Fix Your Mother’s Printer by Geoffrey Golden
It had to be a printer. Printers are evil. I’m relatively tech savvy, but the one computer accessory that I look at with trepidation is the printer. There’s so much that can go wrong, and it’s all so unclear. I mean, it would have been easy for Geoffrey to focus on a tech issue that makes the protagonist’s mother look like an elderly ignoramus. But the steps needed to solve this printer problem are completely realistic, and realistically maddening. Why can’t that stupid printer just tell you that the paper is missing from the second tray? God knows that I have desperately clicked options like ‘deep nozzle clean’ in the hope that it would magically solve whatever unfathomable problem I had in the past. Also, after I tried to clean a printer with a leaking ink cartridge, I’ve sworn an oath to never every buy another inkjet printer… but (a) I ended up with a laser printer that somehow got toner in the inner machinery, and (b) my wife later bought another inkjet printer anyway. So printers are stronger than oaths, is all I’m saying.
In a sense, the tech issue in Fix Your Mother’s Printer is only there to give a framework for family conversations. That too is very realistic. The practical is the justification, and then of course your mother wants to talk to you – and at least as I played the protagonist, they also didn’t mind talking to their mother. I liked the conversations, which hit some good personal notes and add interest to the game. It seemed to start out a little silly, with the mother’s obsession for topiary, but ended up at a slightly more serious level that seemed to fit the game as a whole quite well.

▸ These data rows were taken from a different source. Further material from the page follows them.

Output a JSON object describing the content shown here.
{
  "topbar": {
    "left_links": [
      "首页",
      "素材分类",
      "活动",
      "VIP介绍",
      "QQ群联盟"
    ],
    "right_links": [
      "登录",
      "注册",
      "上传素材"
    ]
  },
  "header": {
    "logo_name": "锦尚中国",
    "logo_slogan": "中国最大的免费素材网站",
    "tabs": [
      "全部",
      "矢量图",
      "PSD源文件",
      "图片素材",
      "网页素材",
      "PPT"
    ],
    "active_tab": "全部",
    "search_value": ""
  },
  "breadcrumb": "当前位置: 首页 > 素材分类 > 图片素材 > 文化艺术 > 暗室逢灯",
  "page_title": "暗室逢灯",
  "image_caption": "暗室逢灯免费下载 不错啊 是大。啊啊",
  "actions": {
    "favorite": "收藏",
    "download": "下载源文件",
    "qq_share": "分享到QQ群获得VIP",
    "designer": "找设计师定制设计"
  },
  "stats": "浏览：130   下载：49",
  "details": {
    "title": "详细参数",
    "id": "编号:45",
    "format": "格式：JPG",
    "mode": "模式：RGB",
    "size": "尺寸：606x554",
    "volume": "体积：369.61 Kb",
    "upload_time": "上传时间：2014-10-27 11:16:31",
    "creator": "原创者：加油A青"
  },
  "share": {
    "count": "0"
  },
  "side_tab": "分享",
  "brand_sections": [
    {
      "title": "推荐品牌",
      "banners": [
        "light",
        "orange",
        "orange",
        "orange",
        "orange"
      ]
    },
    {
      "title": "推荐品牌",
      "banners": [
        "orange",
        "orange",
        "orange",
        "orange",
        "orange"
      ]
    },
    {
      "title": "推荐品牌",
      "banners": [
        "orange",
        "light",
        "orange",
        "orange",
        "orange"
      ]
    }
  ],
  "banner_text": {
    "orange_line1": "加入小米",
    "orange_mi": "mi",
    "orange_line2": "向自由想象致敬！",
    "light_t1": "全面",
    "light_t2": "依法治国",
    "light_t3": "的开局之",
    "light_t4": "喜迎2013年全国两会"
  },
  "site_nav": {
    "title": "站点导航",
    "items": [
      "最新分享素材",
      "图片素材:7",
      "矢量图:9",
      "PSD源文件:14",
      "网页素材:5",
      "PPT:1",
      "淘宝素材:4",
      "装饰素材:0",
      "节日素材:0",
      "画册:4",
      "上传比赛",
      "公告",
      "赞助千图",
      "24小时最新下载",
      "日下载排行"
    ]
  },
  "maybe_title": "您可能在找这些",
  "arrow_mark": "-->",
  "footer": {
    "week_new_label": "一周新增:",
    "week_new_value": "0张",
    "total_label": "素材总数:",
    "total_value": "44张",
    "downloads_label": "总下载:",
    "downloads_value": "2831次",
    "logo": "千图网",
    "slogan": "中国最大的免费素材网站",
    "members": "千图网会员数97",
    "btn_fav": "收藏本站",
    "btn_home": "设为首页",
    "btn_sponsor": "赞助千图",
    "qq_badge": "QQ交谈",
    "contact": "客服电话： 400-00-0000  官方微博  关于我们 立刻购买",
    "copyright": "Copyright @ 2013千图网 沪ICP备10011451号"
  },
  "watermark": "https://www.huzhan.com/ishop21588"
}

I have two points of criticism, one about what the game sets out to achieve, one about how it sets out to do so. The former kind of criticism is always a little fraught: shouldn’t I just judge a game on its own terms? Maybe. But I think Fix Your Mother’s Printer could have been more memorable if it had given up on its intention to stay at the level of the light-hearted. These people have a bond, but they also have problems, and it would have been interesting and possible affecting if their bond had actually helped them gain more insight into those problems. One does not feel that reconciliation between the parents comes any closer, or that the protagonist has gained any real insight into their romantic hang-ups. I would have loved the game to be more ambitious in that regard, even if it would have meant straying from the current tone.
The more internal criticism has to do with the choices we are being offered. There are way too many moments when the choices come down to “(A) be mean, (B) be neutral, (C) be nice”. It felt a bit like the unfortunate type of CRPG dialogue (far too prevalent even in otherwise great games like Baldur’s Gate 2) where the dialogue options often come down to “(A) be evil, (B) be neutral, (C) be good”. It’s not very interesting. It’s not very clear why anyone would choose being nasty to their mother. And crucially, it means that you’re making exactly one choice: your attitude. And then the rest of the game is just you either choosing the option that fits your attitude, or turning the character into a tonally inconsistent mess. The dialogue could have been more interesting if the author hadn’t felt the need to support three tones throughout the game, and had instead focused on more interesting aspects of characterisation.
All in all, this game is simply very enjoyable.